Nach diesen Gedanken probe ich eine Runde das Stück „Die Reise ins Schneeland“. Es ist ganz schön eng mit all den vielen Sachen aus unterschiedlichen Stücken, die ich zur Seite schieben muss, aber für einen Durchlauf reicht es. Immer wenn ich auf einer Bühne spiele, freue ich mich, Platz zu haben. Es ist ja so eine Sache mit dem Platz. Manche haben viel, andere haben wenig. Global betrachtet habe ich sicher nicht wenig und sogar fließendes Wasser im Lager, was manche Menschen nicht mal in ihren Wohnungen haben oder in ihren Hütten.

Danach lese ich noch unser Skript zu „Alle Kinder haben Recht(e)“, einem Theaterstück zum Thema Träume und Kinderrechte, das wir diese Woche in einer alten Kaserne spielen. Ein Kulturzentrum ist wohl das beste, was man aus einer Kaserne machen kann …

In dem Stück bin ich als Glucks sehr traurig, weil ich im Fernsehen gesehen habe, dass es Kinder gibt, die anstatt spielen zu können hart arbeiten müssen. Danach kann ich vor Schreck nicht schlafen. Als ich dennoch einschlafe, begegnet mir die geheimnisvolle Traumfängerin.
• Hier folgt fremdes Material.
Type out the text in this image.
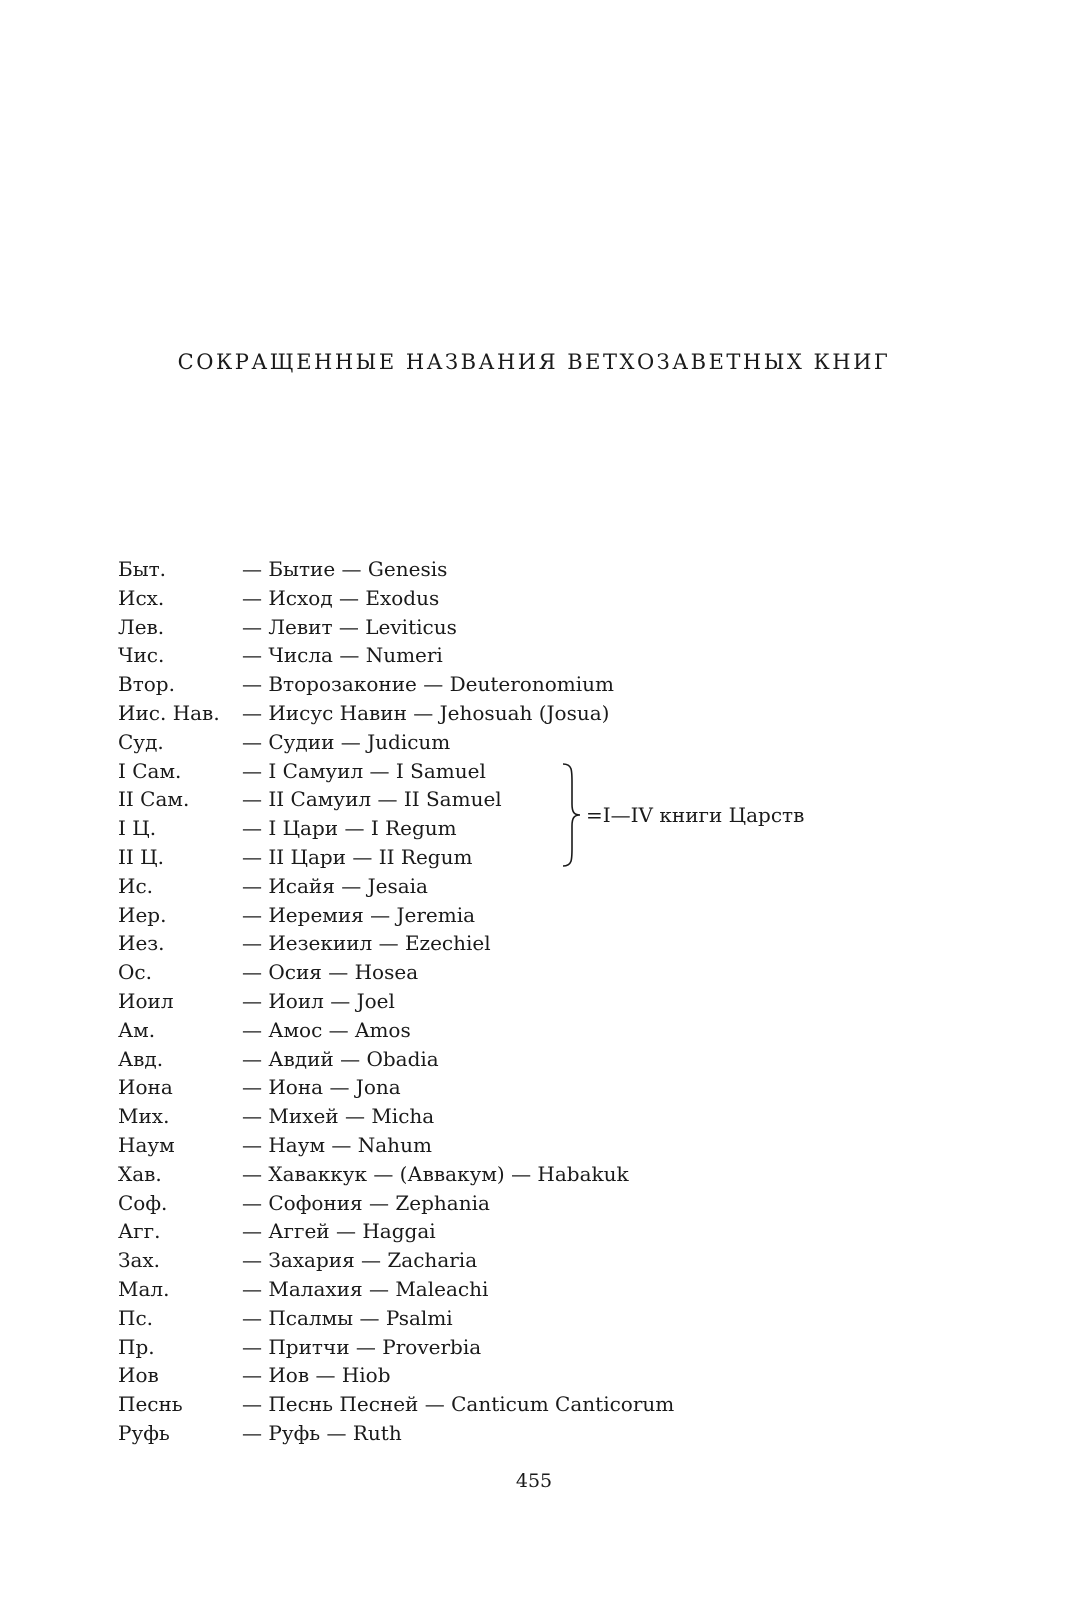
СОКРАЩЕННЫЕ НАЗВАНИЯ ВЕТХОЗАВЕТНЫХ КНИГ
Быт.	— Бытие — Genesis
Исх.	— Исход — Exodus
Лев.	— Левит — Leviticus
Чис.	— Числа — Numeri
Втор.	— Второзаконие — Deuteronomium
Иис. Нав. — Иисус Навин — Jehosuah (Josua)
Суд.	— Судии — Judicum
I Сам.	— I Самуил — I Samuel
II Сам.	— II Самуил — II Samuel
I Ц.	— I Цари — I Regum
II Ц.	— II Цари — II Regum
Ис.	— Исайя — Jesaia
Иер.	— Иеремия — Jeremia
Иез.	— Иезекиил — Ezechiel
Ос.	— Осия — Hosea
Иоил	— Иоил — Joel
Ам.	— Амос — Amos
Авд.	— Авдий — Obadia
Иона	— Иона — Jona
Мих.	— Михей — Micha
Наум	— Наум — Nahum
Хав.	— Хаваккук — (Аввакум) — Habakuk
Соф.	— Софония — Zephania
Агг.	— Аггей — Haggai
Зах.	— Захария — Zacharia
Мал.	— Малахия — Maleachi
Пс.	— Псалмы — Psalmi
Пр.	— Притчи — Proverbia
Иов	— Иов — Hiob
Песнь	— Песнь Песней — Canticum Canticorum
Руфь	— Руфь — Ruth
=I—IV книги Царств
455
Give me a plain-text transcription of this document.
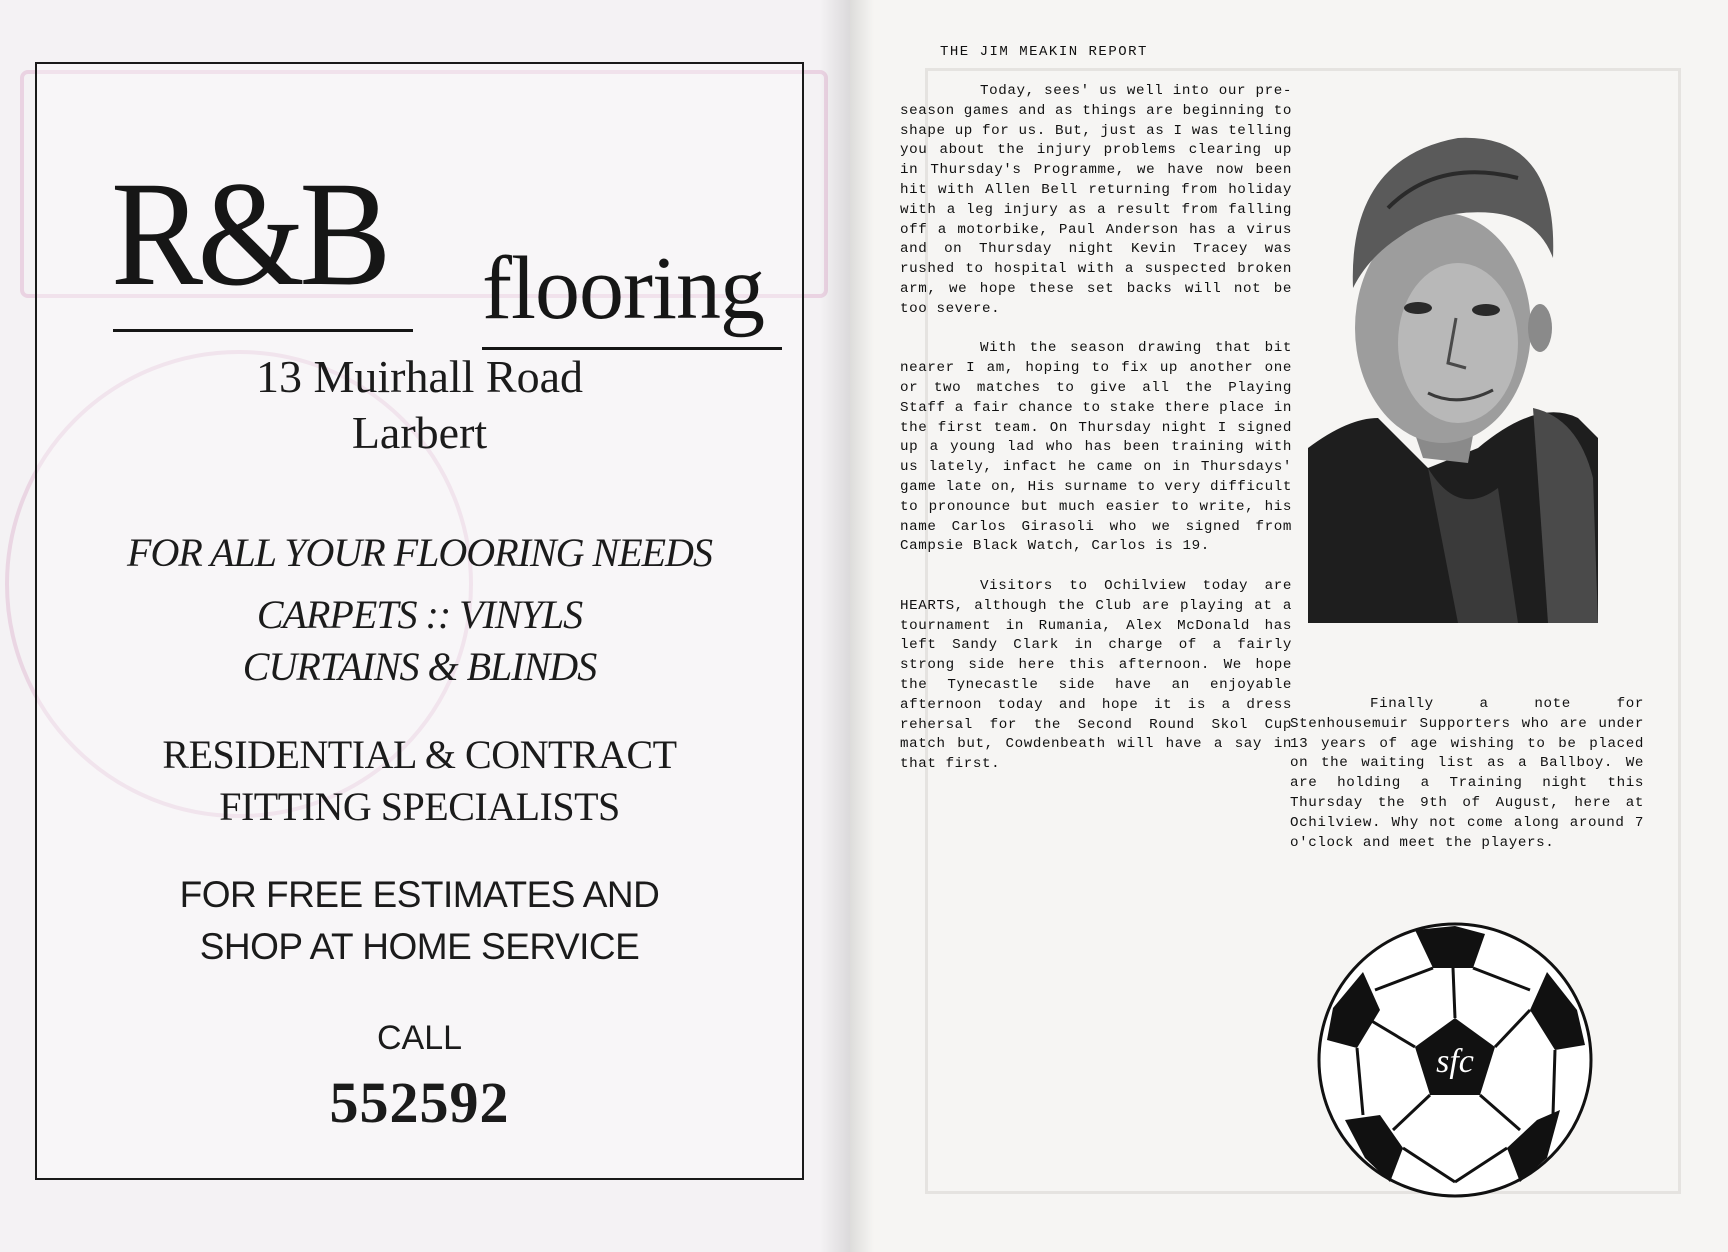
R&B flooring
13 Muirhall Road
Larbert
FOR ALL YOUR FLOORING NEEDS
CARPETS :: VINYLS
CURTAINS & BLINDS
RESIDENTIAL & CONTRACT
FITTING SPECIALISTS
FOR FREE ESTIMATES AND
SHOP AT HOME SERVICE
CALL
552592
THE JIM MEAKIN REPORT

Today, sees' us well into our pre-season games and as things are beginning to shape up for us. But, just as I was telling you about the injury problems clearing up in Thursday's Programme, we have now been hit with Allen Bell returning from holiday with a leg injury as a result from falling off a motorbike, Paul Anderson has a virus and on Thursday night Kevin Tracey was rushed to hospital with a suspected broken arm, we hope these set backs will not be too severe.

With the season drawing that bit nearer I am, hoping to fix up another one or two matches to give all the Playing Staff a fair chance to stake there place in the first team. On Thursday night I signed up a young lad who has been training with us lately, infact he came on in Thursdays' game late on, His surname to very difficult to pronounce but much easier to write, his name Carlos Girasoli who we signed from Campsie Black Watch, Carlos is 19.

Visitors to Ochilview today are HEARTS, although the Club are playing at a tournament in Rumania, Alex McDonald has left Sandy Clark in charge of a fairly strong side here this afternoon. We hope the Tynecastle side have an enjoyable afternoon today and hope it is a dress rehersal for the Second Round Skol Cup match but, Cowdenbeath will have a say in that first.

Finally a note for Stenhousemuir Supporters who are under 13 years of age wishing to be placed on the waiting list as a Ballboy. We are holding a Training night this Thursday the 9th of August, here at Ochilview. Why not come along around 7 o'clock and meet the players.

sfc
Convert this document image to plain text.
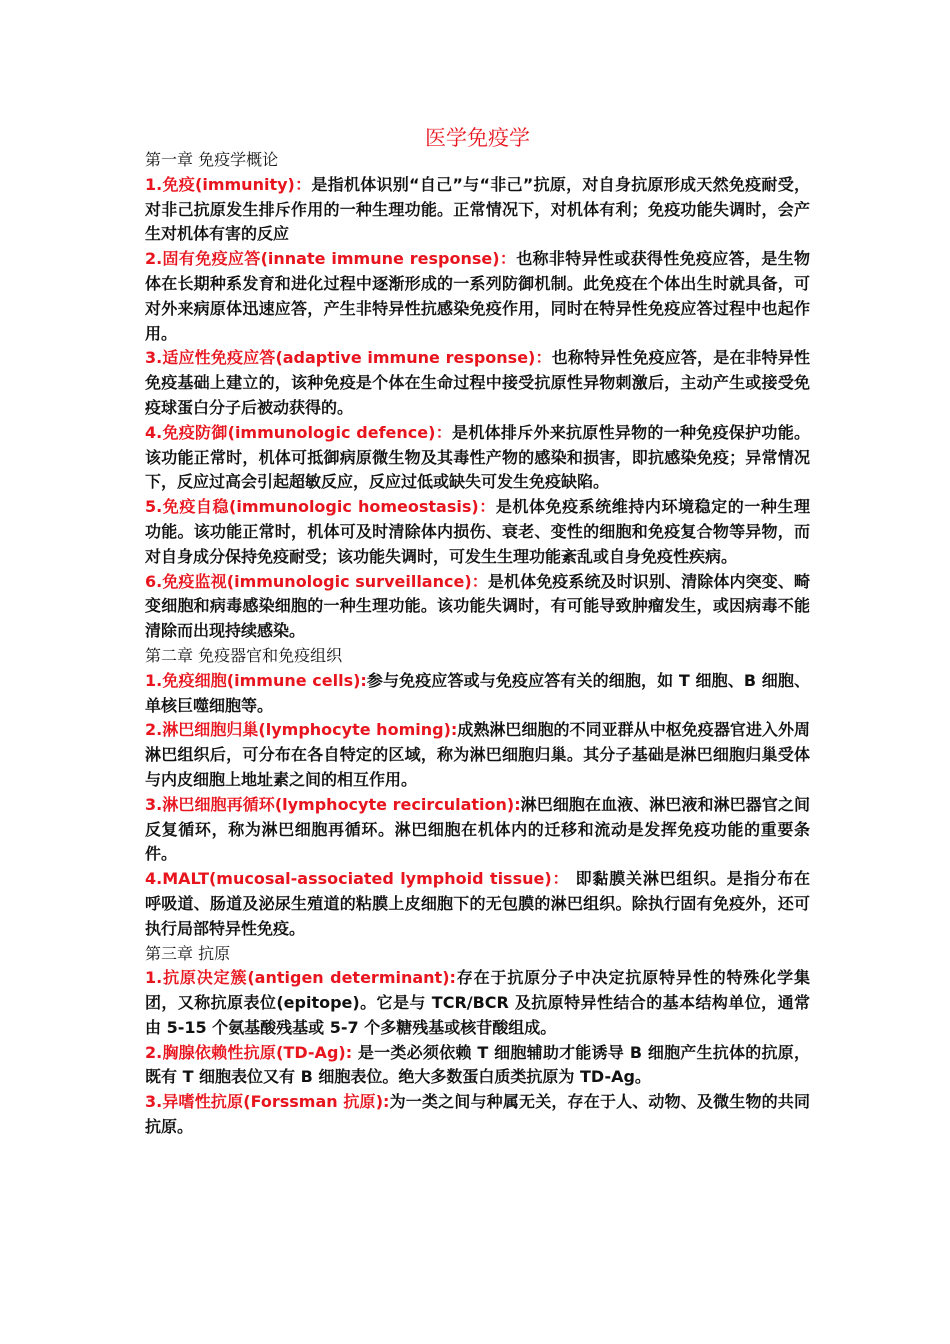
医学免疫学
第一章 免疫学概论
1.免疫(immunity)：是指机体识别“自己”与“非己”抗原，对自身抗原形成天然免疫耐受，对非己抗原发生排斥作用的一种生理功能。正常情况下，对机体有利；免疫功能失调时，会产生对机体有害的反应
2.固有免疫应答(innate immune response)：也称非特异性或获得性免疫应答，是生物体在长期种系发育和进化过程中逐渐形成的一系列防御机制。此免疫在个体出生时就具备，可对外来病原体迅速应答，产生非特异性抗感染免疫作用，同时在特异性免疫应答过程中也起作用。
3.适应性免疫应答(adaptive immune response)：也称特异性免疫应答，是在非特异性免疫基础上建立的，该种免疫是个体在生命过程中接受抗原性异物刺激后，主动产生或接受免疫球蛋白分子后被动获得的。
4.免疫防御(immunologic defence)：是机体排斥外来抗原性异物的一种免疫保护功能。该功能正常时，机体可抵御病原微生物及其毒性产物的感染和损害，即抗感染免疫；异常情况下，反应过高会引起超敏反应，反应过低或缺失可发生免疫缺陷。
5.免疫自稳(immunologic homeostasis)：是机体免疫系统维持内环境稳定的一种生理功能。该功能正常时，机体可及时清除体内损伤、衰老、变性的细胞和免疫复合物等异物，而对自身成分保持免疫耐受；该功能失调时，可发生生理功能紊乱或自身免疫性疾病。
6.免疫监视(immunologic surveillance)：是机体免疫系统及时识别、清除体内突变、畸变细胞和病毒感染细胞的一种生理功能。该功能失调时，有可能导致肿瘤发生，或因病毒不能清除而出现持续感染。
第二章 免疫器官和免疫组织
1.免疫细胞(immune cells):参与免疫应答或与免疫应答有关的细胞，如 T 细胞、B 细胞、单核巨噬细胞等。
2.淋巴细胞归巢(lymphocyte homing):成熟淋巴细胞的不同亚群从中枢免疫器官进入外周淋巴组织后，可分布在各自特定的区域，称为淋巴细胞归巢。其分子基础是淋巴细胞归巢受体与内皮细胞上地址素之间的相互作用。
3.淋巴细胞再循环(lymphocyte recirculation):淋巴细胞在血液、淋巴液和淋巴器官之间反复循环，称为淋巴细胞再循环。淋巴细胞在机体内的迁移和流动是发挥免疫功能的重要条件。
4.MALT(mucosal-associated lymphoid tissue)： 即黏膜关淋巴组织。是指分布在呼吸道、肠道及泌尿生殖道的粘膜上皮细胞下的无包膜的淋巴组织。除执行固有免疫外，还可执行局部特异性免疫。
第三章 抗原
1.抗原决定簇(antigen determinant):存在于抗原分子中决定抗原特异性的特殊化学集团，又称抗原表位(epitope)。它是与 TCR/BCR 及抗原特异性结合的基本结构单位，通常由 5-15 个氨基酸残基或 5-7 个多糖残基或核苷酸组成。
2.胸腺依赖性抗原(TD-Ag): 是一类必须依赖 T 细胞辅助才能诱导 B 细胞产生抗体的抗原，既有 T 细胞表位又有 B 细胞表位。绝大多数蛋白质类抗原为 TD-Ag。
3.异嗜性抗原(Forssman 抗原):为一类之间与种属无关，存在于人、动物、及微生物的共同抗原。
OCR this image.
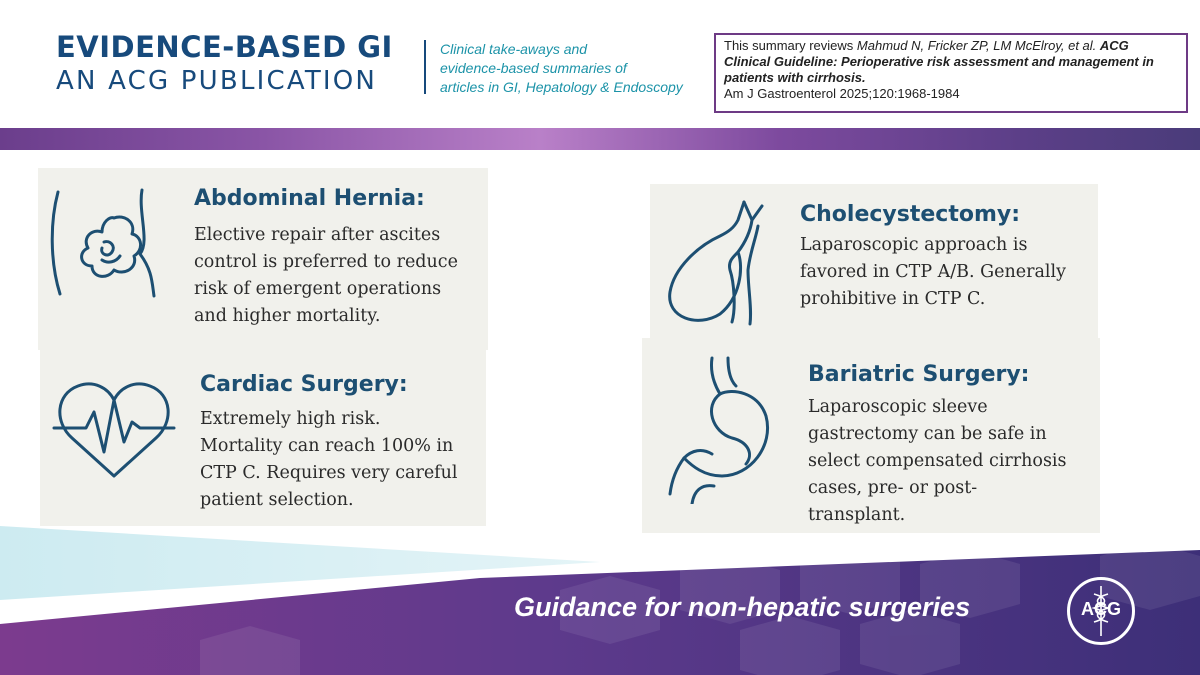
EVIDENCE-BASED GI
AN ACG PUBLICATION
Clinical take-aways and
evidence-based summaries of
articles in GI, Hepatology & Endoscopy
This summary reviews Mahmud N, Fricker ZP, LM McElroy, et al. ACG Clinical Guideline: Perioperative risk assessment and management in patients with cirrhosis.
Am J Gastroenterol 2025;120:1968-1984
Abdominal Hernia:
Elective repair after ascites
control is preferred to reduce
risk of emergent operations
and higher mortality.
Cardiac Surgery:
Extremely high risk.
Mortality can reach 100% in
CTP C. Requires very careful
patient selection.
Cholecystectomy:
Laparoscopic approach is
favored in CTP A/B. Generally
prohibitive in CTP C.
Bariatric Surgery:
Laparoscopic sleeve
gastrectomy can be safe in
select compensated cirrhosis
cases, pre- or post-
transplant.
Guidance for non-hepatic surgeries	ACG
Wir erleben viele spannende Sachen, und am Ende wird alles gut. Zumindest in unserer Vorstellung …

Nachdem ich den Text gelesen habe, denke ich daran, wie viele Kinder weltweit an Hunger sterben. Der Gedanke macht mich traurig. Einigen und viel zu vielen Menschen ist es wichtiger, Geld in Waffen zu investieren, als den weltweiten Hunger zu besiegen. Für das eine ist endlos Geld vorhanden, für das andere nicht. Ich kann nur erneut dazu sagen: Das ist nicht die Welt, in der ich leben will. In meiner Welt geht es um das Leben. Um ein glückliches Leben! Für alle. Das fängt bei den Kleinsten an.

Vieles ändert sich ja im Laufe des Lebens, aber diese Einstellung ändert sich bei mir nie. Sie war schon immer so. Und wenn ich diese Woche nicht gestorben bin, denke ich nächste Woche noch genau gleich darüber.